Synopsis

Keywords: High-Field MRI, Spinal Cord

MR imaging at 7T provides a greater signal intensity, which yields some combination of a greater signal-to-noise ratio, smaller voxel size, and/or faster scan times compared with lower field strengths. However, there remains room for improvement at 7T in terms of image homogeneity and a limited selection of coils. In this work, we summarize ongoing efforts to develop a single-transmit (STX) cervical spine (C-spine) and a parallel transmit (PTX) head coil. Both coils have a more open design with detachable anterior halves and larger physical dimensions.

Introduction

MR imaging at 7T provides a greater signal intensity, as compared with lower field strengths, yielding some combination of a greater signal-to-noise ratio, smaller voxel size, and/or faster scan times compared with lower field strengths ¹. However, there is a limited selection of coils ² at 7T. Tight-fitting coils are optimized for SNR, particularly at cortex, and are ideal for research studies. However, such coils may be inappropriate in a clinical setting, as some patients may not be able to fit in the coil comfortably or at all.

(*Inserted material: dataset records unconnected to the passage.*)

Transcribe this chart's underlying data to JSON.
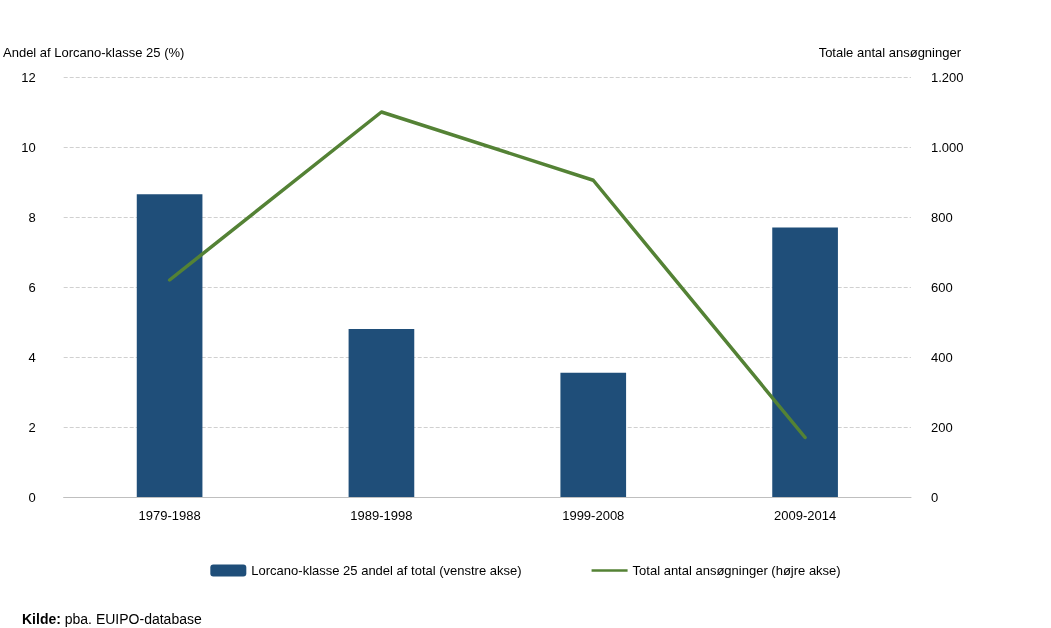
{
  "chart_data": {
    "type": "bar",
    "categories": [
      "1979-1988",
      "1989-1998",
      "1999-2008",
      "2009-2014"
    ],
    "series": [
      {
        "name": "Lorcano-klasse 25 andel af total (venstre akse)",
        "color": "#1f4e79",
        "values": [
          8.65,
          4.8,
          3.55,
          7.7
        ]
      },
      {
        "name": "Total antal ansøgninger (højre akse)",
        "type": "line",
        "axis": "y2",
        "color": "#548235",
        "values": [
          620,
          1100,
          905,
          170
        ]
      }
    ],
    "ylabel": "Andel af Lorcano-klasse 25 (%)",
    "y2label": "Totale antal ansøgninger",
    "ylim": [
      0,
      12
    ],
    "yticks": [
      0,
      2,
      4,
      6,
      8,
      10,
      12
    ],
    "y2lim": [
      0,
      1200
    ],
    "y2ticks": [
      0,
      200,
      400,
      600,
      800,
      {
        "value": 1000,
        "label": "1.000"
      },
      {
        "value": 1200,
        "label": "1.200"
      }
    ],
    "grid": "y",
    "legend": "bottom",
    "marker": "none",
    "line_style": "solid",
    "annotations": [
      "Kilde: pba. EUIPO-database"
    ]
  }
}
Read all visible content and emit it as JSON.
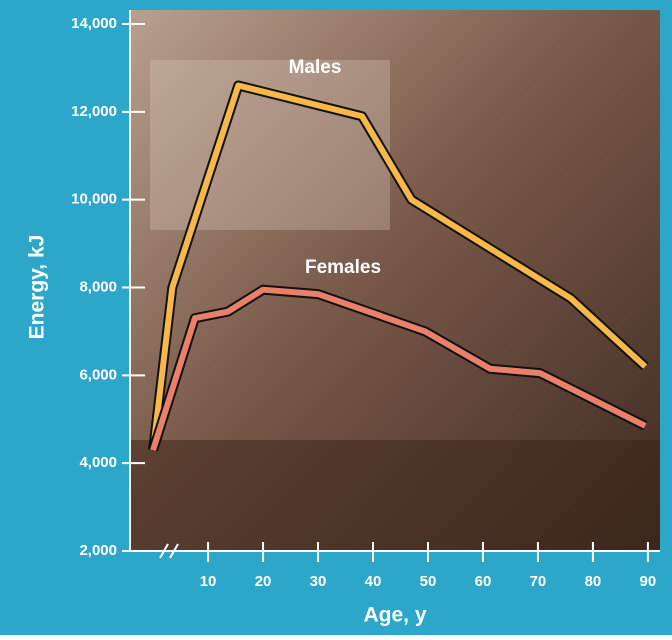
{
  "chart_data": {
    "type": "line",
    "x_label": "Age, y",
    "y_label": "Energy, kJ",
    "xlim": [
      -4.2,
      92.2
    ],
    "xticks": [
      10,
      20,
      30,
      40,
      50,
      60,
      70,
      80,
      90
    ],
    "ylim": [
      2000,
      14000
    ],
    "yticks": [
      {
        "value": 2000,
        "label": "2,000"
      },
      {
        "value": 4000,
        "label": "4,000"
      },
      {
        "value": 6000,
        "label": "6,000"
      },
      {
        "value": 8000,
        "label": "8,000"
      },
      {
        "value": 10000,
        "label": "10,000"
      },
      {
        "value": 12000,
        "label": "12,000"
      },
      {
        "value": 14000,
        "label": "14,000"
      }
    ],
    "series": [
      {
        "name": "Males",
        "color": "#f7b84a",
        "x": [
          0,
          3.5,
          15.5,
          38,
          47,
          76,
          89.5
        ],
        "values": [
          4300,
          8000,
          12600,
          11900,
          10000,
          7750,
          6200
        ]
      },
      {
        "name": "Females",
        "color": "#e8806a",
        "x": [
          0,
          7.6,
          13.6,
          20,
          30,
          49.5,
          61.3,
          70.4,
          89.5
        ],
        "values": [
          4300,
          7300,
          7450,
          7950,
          7850,
          7000,
          6150,
          6050,
          4850
        ]
      }
    ]
  }
}
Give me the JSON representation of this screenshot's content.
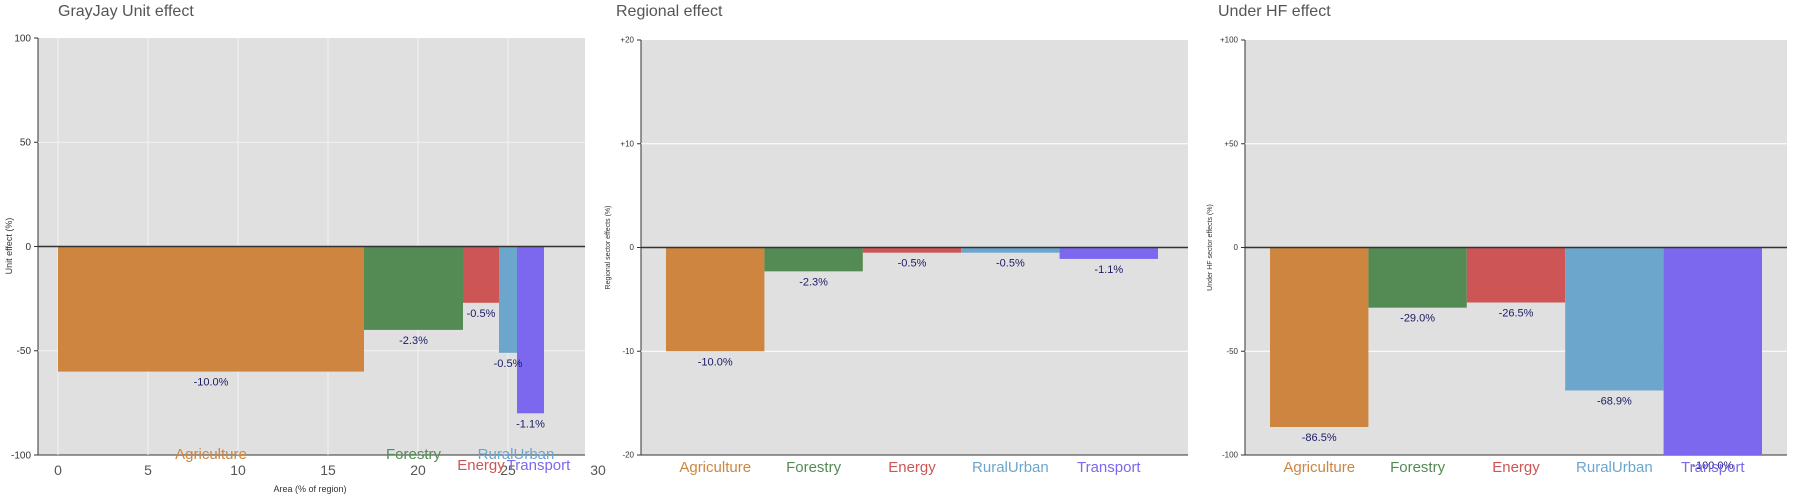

In this work, we summarize ongoing efforts to develop a single-transmit (STX) cervical spine (C-spine) and a parallel transmit (PTX) head coil ³. The coils examined here are designed to accomodate 99% of patients ⁴. Both are split-coil design, which facilitates patient handling and comfort.

Methods

Imaging was performed on a Siemens 7T Magnetom Terra (Siemens Healthineers, Erlangen, Germany) with a C-Spine 24RX/1Tx coil and a Head coil 32RX/8Tx (Figure 1). For the PTX head coil, the same imaging was performed with and without B1 shimming, in which case the coil acts similarly to an STX coil. Large FOV MP2RAGE acquisitions were acquired to image the top of the brain and the C-spine in one image (sagittal, 288 mm x 272 mm FOV, 240 x 227 matrix, 224 slices 0.83 mm thick, TE/TR=2.9/6000 msec, compressed sensing undersampling factor 10 and 240 Hz/Pixel bandwidth). Imaging was performed on one subject under an IRB-approved protocol. Additional MP2RAGE scans with phantoms (Figure 2) were acquired to measure SNR. SNR was calculated using the voxel mean and standard deviation of three separate acquisitions. The mean of three 20x20 regions were then calculated to provide a measure of the SNR near the top, middle and bottom of the phantom in the inferior-superior direction (Figure 3). Finally, a T1 TSE (sagittal, 230 mm x 230 mm, 256 x 320 matrix, 17 slices 3 mm thick, TE/TR = 9.2/704 ms and 260 Hz/pixel bandwidth) scan, that was originally setup for C-Spine imaging, was acquired showing the true coverage of the C-Spine coil.

Results and Discussion

In Figure 3, we show the results of a slice at the same location on both coils. The spinal cord shows good delineation through C5 on both coils. It is possible to image even lower, especially on the C-Spine coil (Figure 3d), where this coil performs best. This performance advantage may prove advantageous when grading spinal cord lesions and atrophy in multiple sclerosis ^5,6. However, the C-Spine coil experiences significant dropoff above the middle region of the brain. In Figure 5, we show the ROIs used for calculating SNR. Table 1 summarizes the values of SNR.

Conclusion

The coils examined here provide new options for imaging of C-spine and at PTX. Both are split coils with large inner diameters ⁴, which are important for use in a clinical setting. The split coil design also has advantages with regard to claustrophobia. These coils thus add flexibility to head and c-spine imaging while maintaining image quality at a comparable level to what is commercially available . The extra flexibility afforded by these coils will contribute to the utility of UHF imaging in a clinical setting.

Acknowledgements

We thank Tobias Kober and Tom Hilbert of Siemens Healthineers for use of WIP 925b. We thank the Imaging Institute at the Cleveland Clinic for funding support.